Andrew Neil eviscerates Diane Abbott
When I was a reporter on the Sunday Telegraph during the early 1990s, Andrew Neil was viewed, in a certain sense, as the enemy. The Sunday Times was the broadsheet market leader in terms of sales. The Telegraph was trying to catch up (little has changed). Furthermore, Neil was a low Tory whereas Charles Moore, the then Editor (and, as he remains, Greatest Living Englishman), was a high Tory.
In other words, they agreed on much, but disagreed about the role of institutions, such as the Monarchy: Neil was inclined to attack them, Moore to defend them. Neil re-invented himself as a TV presenter long ago, but the clip below from This Week, put up by James Forsyth on Coffee House, demonstrates how brilliantly and brutally he does penetrating interviews.
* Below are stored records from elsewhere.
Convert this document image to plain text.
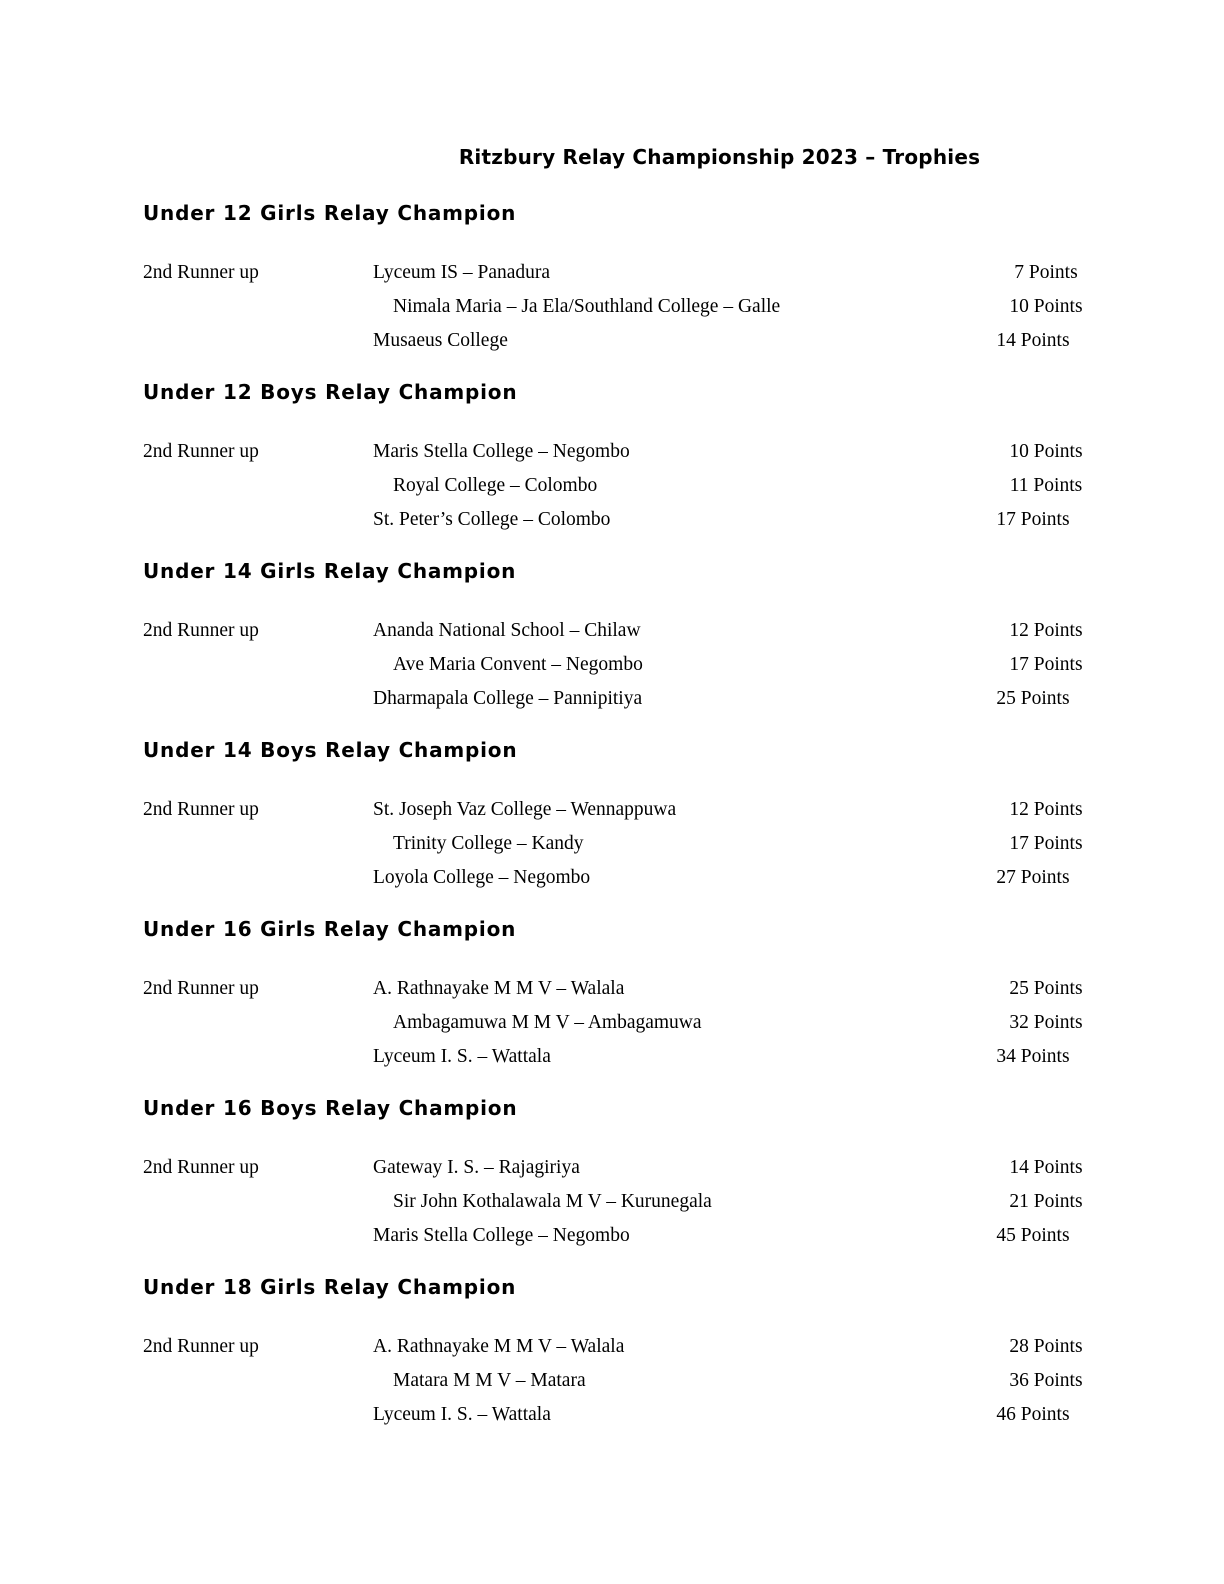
Ritzbury Relay Championship 2023 – Trophies
Under 12 Girls Relay Champion
2nd Runner up	Lyceum IS – Panadura	7 Points
Nimala Maria – Ja Ela/Southland College – Galle	10 Points
Musaeus College	14 Points
Under 12 Boys Relay Champion
2nd Runner up	Maris Stella College – Negombo	10 Points
Royal College – Colombo	11 Points
St. Peter’s College – Colombo	17 Points
Under 14 Girls Relay Champion
2nd Runner up	Ananda National School – Chilaw	12 Points
Ave Maria Convent – Negombo	17 Points
Dharmapala College – Pannipitiya	25 Points
Under 14 Boys Relay Champion
2nd Runner up	St. Joseph Vaz College – Wennappuwa	12 Points
Trinity College – Kandy	17 Points
Loyola College – Negombo	27 Points
Under 16 Girls Relay Champion
2nd Runner up	A. Rathnayake M M V – Walala	25 Points
Ambagamuwa M M V – Ambagamuwa	32 Points
Lyceum I. S. – Wattala	34 Points
Under 16 Boys Relay Champion
2nd Runner up	Gateway I. S. – Rajagiriya	14 Points
Sir John Kothalawala M V – Kurunegala	21 Points
Maris Stella College – Negombo	45 Points
Under 18 Girls Relay Champion
2nd Runner up	A. Rathnayake M M V – Walala	28 Points
Matara M M V – Matara	36 Points
Lyceum I. S. – Wattala	46 Points
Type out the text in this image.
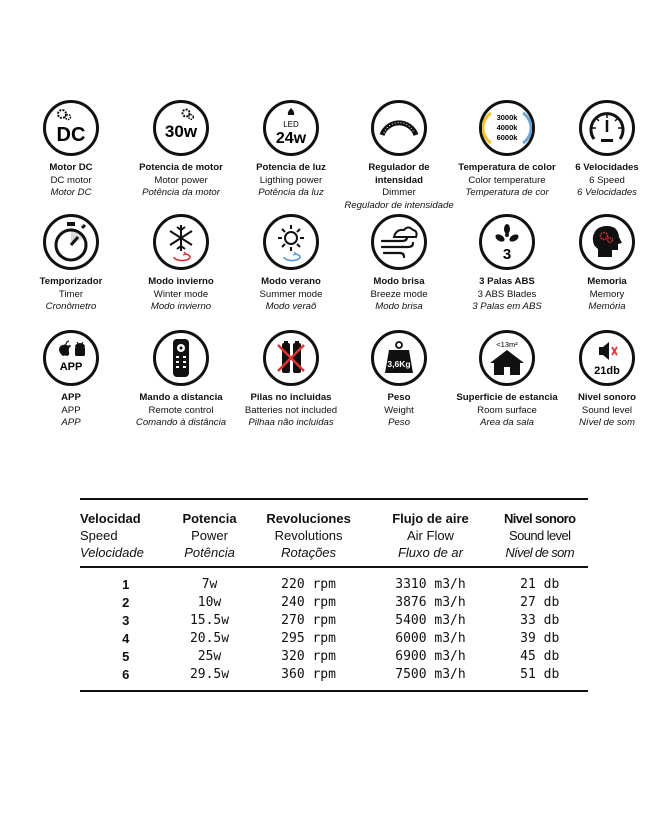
DC
Motor DC
DC motor
Motor DC
30w
Potencia de motor
Motor power
Potência da motor
LED
24w
Potencia de luz
Ligthing power
Potência da luz
Regulador de intensidad
Dimmer
Regulador de intensidade
3000k
4000k
6000k
Temperatura de color
Color temperature
Temperatura de cor
6 Velocidades
6 Speed
6 Velocidades
Temporizador
Timer
Cronômetro
Modo invierno
Winter mode
Modo invierno
Modo verano
Summer mode
Modo veraõ
Modo brisa
Breeze mode
Modo brisa
3
3 Palas ABS
3 ABS Blades
3 Palas em ABS
Memoria
Memory
Memória
APP
APP
APP
APP
Mando a distancia
Remote control
Comando à distância
Pilas no incluidas
Batteries not included
Pilhaa não incluidas
3,6Kg
Peso
Weight
Peso
<13m²
Superficie de estancia
Room surface
Area da sala
21db
Nivel sonoro
Sound level
Nível de som
Velocidad
Speed
Velocidade

Potencia
Power
Potência

Revoluciones
Revolutions
Rotações

Flujo de aire
Air Flow
Fluxo de ar

Nivel sonoro
Sound level
Nível de som
1	7w	220 rpm	3310 m3/h	21 db
2	10w	240 rpm	3876 m3/h	27 db
3	15.5w	270 rpm	5400 m3/h	33 db
4	20.5w	295 rpm	6000 m3/h	39 db
5	25w	320 rpm	6900 m3/h	45 db
6	29.5w	360 rpm	7500 m3/h	51 db
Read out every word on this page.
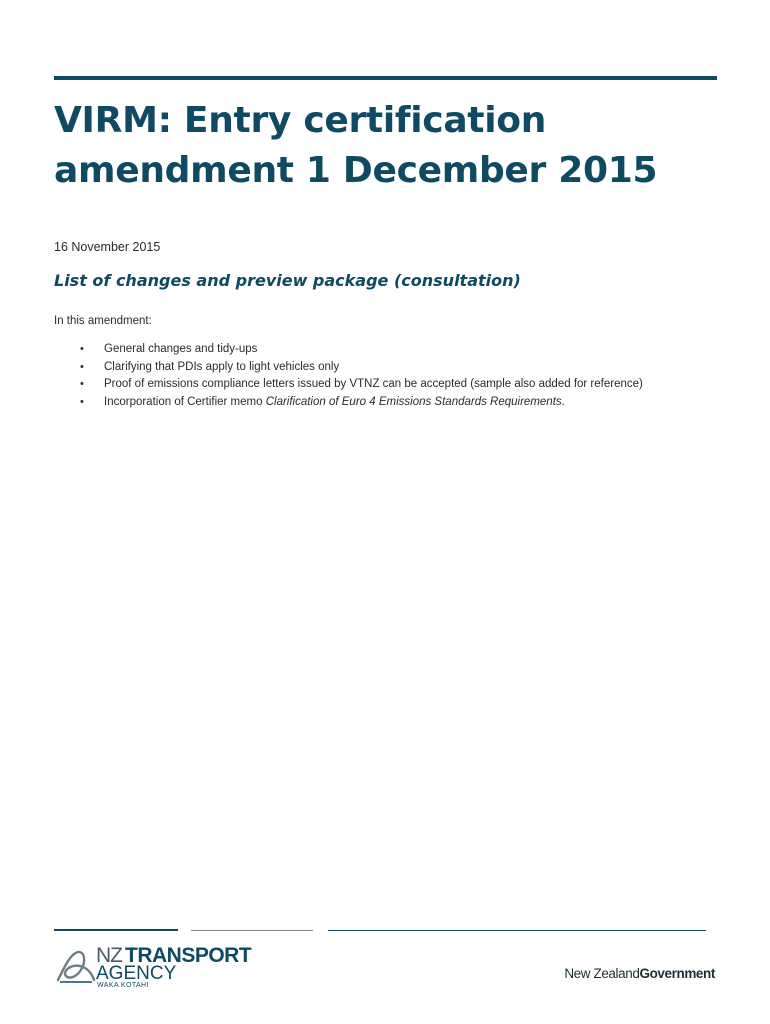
VIRM: Entry certification
amendment 1 December 2015
16 November 2015
List of changes and preview package (consultation)
In this amendment:
• General changes and tidy-ups
• Clarifying that PDIs apply to light vehicles only
• Proof of emissions compliance letters issued by VTNZ can be accepted (sample also added for reference)
• Incorporation of Certifier memo Clarification of Euro 4 Emissions Standards Requirements.
NZ TRANSPORT
AGENCY
WAKA KOTAHI
New ZealandGovernment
His subject is Diane Abbott. Abbott has had masses of TV experience - much of it acquired on This Week - and, partly because of it, has fought an punchy Labour leadership campaign to date. But she's no answer to a simple question from Neil: does she believe that West Indian mothers are better mothers than other mothers? During the contest, Abbott's often been seen as a fizzy challenger. Neil made her look like a flighty lightweight.
He retains the pugnacity, the restlessness, the sense of being an outsider that I remember from the 1990s. His right-of-centre flavour is refreshing and unexpected in its BBC context. He must have a mean streak: it takes a certain remorselessness of soul to beat up, as he did, someone who's a partner on his programme. Or perhaps he was just being professional. Either way, he's the BBC's best political interviewer.